Accueil

Un scoop de La Repubblica

Les "conservateurs" du Synode auraient fait une démarche préventive auprès du Pape émérite, lui demandant d'intervenir (19/10/2014, mise à jour: un commentaire de Raffaella)

     

Que doit-on comprendre à la lecture de l'article que j'ai traduit ci-dessous?
Tout simplement qu'on a frôlé le schisme. Qu'on est allé appeler le grand Benoît XVI à la rescousse. Qu'il a permis d'éviter la rupture, et de sauver ce qui est encore sauvable.
La démarche des "conservateurs" (si la rumeur se confirme, mais je suis sûre que l'épisode n'est pas inventé) est absolument inouïe, et indique au sein de l'Eglise une situation beaucoup plus grave que ce qu'on a pu imaginer. S'il y avait, comme le prétendent certains contre toute évidence, une continuité parfaite entre les deux papes, un tel épisode n'aurait jamais eu lieu!
Mais surtout: BENOÎT XVI NE POUVAIT EN AUCUN CAS RÉAGIR AUTREMENT QU'IL L'A FAIT
.
Il n'avait tout simplement pas le choix. Sinon, c'était le schisme de facto.

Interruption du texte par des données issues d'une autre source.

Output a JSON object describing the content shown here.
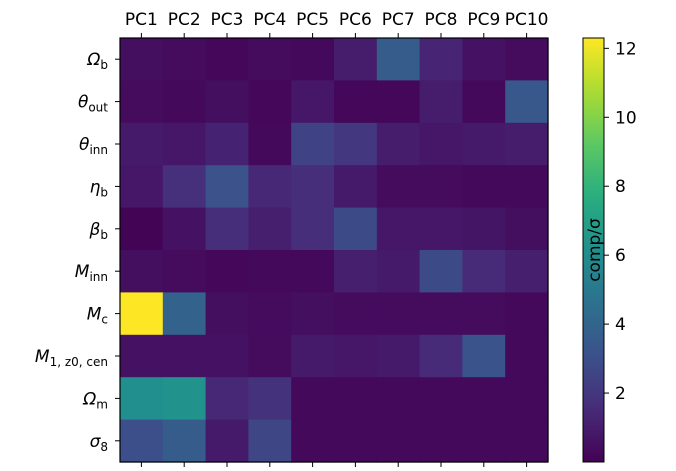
{
  "chart_data": {
    "type": "heatmap",
    "columns": [
      "PC1",
      "PC2",
      "PC3",
      "PC4",
      "PC5",
      "PC6",
      "PC7",
      "PC8",
      "PC9",
      "PC10"
    ],
    "rows": [
      {
        "label": "Ω_b",
        "base": "Ω",
        "sub": "b"
      },
      {
        "label": "θ_out",
        "base": "θ",
        "sub": "out"
      },
      {
        "label": "θ_inn",
        "base": "θ",
        "sub": "inn"
      },
      {
        "label": "η_b",
        "base": "η",
        "sub": "b"
      },
      {
        "label": "β_b",
        "base": "β",
        "sub": "b"
      },
      {
        "label": "M_inn",
        "base": "M",
        "sub": "inn"
      },
      {
        "label": "M_c",
        "base": "M",
        "sub": "c"
      },
      {
        "label": "M_1,z0,cen",
        "base": "M",
        "sub": "1, z0, cen"
      },
      {
        "label": "Ω_m",
        "base": "Ω",
        "sub": "m"
      },
      {
        "label": "σ_8",
        "base": "σ",
        "sub": "8"
      }
    ],
    "values": [
      [
        0.5,
        0.4,
        0.2,
        0.4,
        0.3,
        1.0,
        3.6,
        1.3,
        0.6,
        0.4
      ],
      [
        0.4,
        0.3,
        0.5,
        0.2,
        0.8,
        0.2,
        0.2,
        1.0,
        0.3,
        3.4
      ],
      [
        0.9,
        0.8,
        1.2,
        0.3,
        2.5,
        2.0,
        1.0,
        0.8,
        0.9,
        1.0
      ],
      [
        0.8,
        1.7,
        3.1,
        1.4,
        1.6,
        0.9,
        0.4,
        0.4,
        0.3,
        0.3
      ],
      [
        0.1,
        0.6,
        1.6,
        1.1,
        1.6,
        2.8,
        0.8,
        0.8,
        0.7,
        0.5
      ],
      [
        0.5,
        0.4,
        0.2,
        0.3,
        0.3,
        1.1,
        0.9,
        2.8,
        1.5,
        1.1
      ],
      [
        12.3,
        3.9,
        0.5,
        0.4,
        0.5,
        0.4,
        0.4,
        0.4,
        0.4,
        0.3
      ],
      [
        0.6,
        0.6,
        0.6,
        0.4,
        0.9,
        0.8,
        0.9,
        1.5,
        3.2,
        0.3
      ],
      [
        6.1,
        6.3,
        1.4,
        1.8,
        0.3,
        0.3,
        0.3,
        0.3,
        0.3,
        0.3
      ],
      [
        3.0,
        3.6,
        0.9,
        2.6,
        0.3,
        0.3,
        0.3,
        0.3,
        0.3,
        0.3
      ]
    ],
    "colorbar": {
      "label": "comp/σ",
      "min": 0.0,
      "max": 12.3,
      "ticks": [
        2,
        4,
        6,
        8,
        10,
        12
      ],
      "colormap": "viridis"
    }
  }
}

L'article de La Repubblica rend d'une certaine façon un hommage inattendu (étant donnée la source!) à l'équanimité de Benoît XVI, mais cède (de façon nettement moins inattendue) à la mauvaise tentation d'instrumentaliser le pape émérite au profit de ses thèses habituelles:
La démarche de celui-ci n'est pas plus un désaveu des frondeurs "de droite" qu'un assentiment aux ouvertures du pape François. Benoît XVI ne veut que le bien de l'Eglise, il n'est d'aucune faction, pas plus qu'il ne l'était quand il était le bras droit de Jean-Paul II.

     

ET RATZINGER REPOUSSE LA FRONDE DES CONSERVATEURS:
«Le pape, ce n'est pas moi, c'est François qui décide»
La mission ratée (*) d'un groupe de cardinaux dans la résidence de Benoît. Qui informe son successeur avec un billet.
Claudio Tito
www.repubblica.it
19 octobre 2014
(ma traduction)
-----

Durant les jours les plus chauds de ce Synode, il y a eu un billet qui a définitivement changé la façon et probablement le résultat de la discussion. Un billet qui est resté inconnu à la plupart. Un message court, mais essentiel. Expédié du monastère Mater Ecclesiae et remis à Santa Marta. Deux lieux qui dans le Saint-Siège de ces deux dernières années ont pris une valeur particulière: ils sont, respectivement, les résidences du pape émérite Joseph Ratzinger et du pontife en exercice, Jorge Mario Bergoglio.
Et bien sûr parce que dans la confrontation qui s'est consommée entre les 191 pères du Synode, il y a eu aussi un protagoniste inattendu: Benoît XVI.
Ratzinger n'a évidemment pas pris part aux travaux des commissions et des réunions convoquées par son successeur. Pourtant, il n'était pas absent. Soutenant François (*). «Non seulement dans la prière - explique-t-on dans les couloirs du trône de Pierre - mais aussi avec sa figure et sa stature du pape émérite et de plus grand théologien vivant».
Durant ces jours, en effet, il s'est peut-être consommé une des batailles les plus âpres depuis Vatican II. Les thèmes de la famille ont été au centre d'un affrontement sans précédent. Les ouvertures aux familles non-traditionnelles et les droits (*) des homosexuels ont déterminé une discussion serrée. Qui, par ailleurs, avait commencé depuis un certain temps: d'abord avec le rapport «ouverturiste» du cardinal Kasper (auquel s'était joint l'archevêque de Chieti Bruno Forte) lors du dernier consistoire, qui a constitué la base de l'affrontement du Synode. Ensuite, avec le document «traditionaliste» signé par cinq cardinaux, Müller (chef de l'ex-Saint-Office), Burke (préfet de la Signature Apostolique), Caffara (archevêque de Bologne), Brandmüller et De Paolis. Et appuyé en substance par l'archevêque de Milan Scola.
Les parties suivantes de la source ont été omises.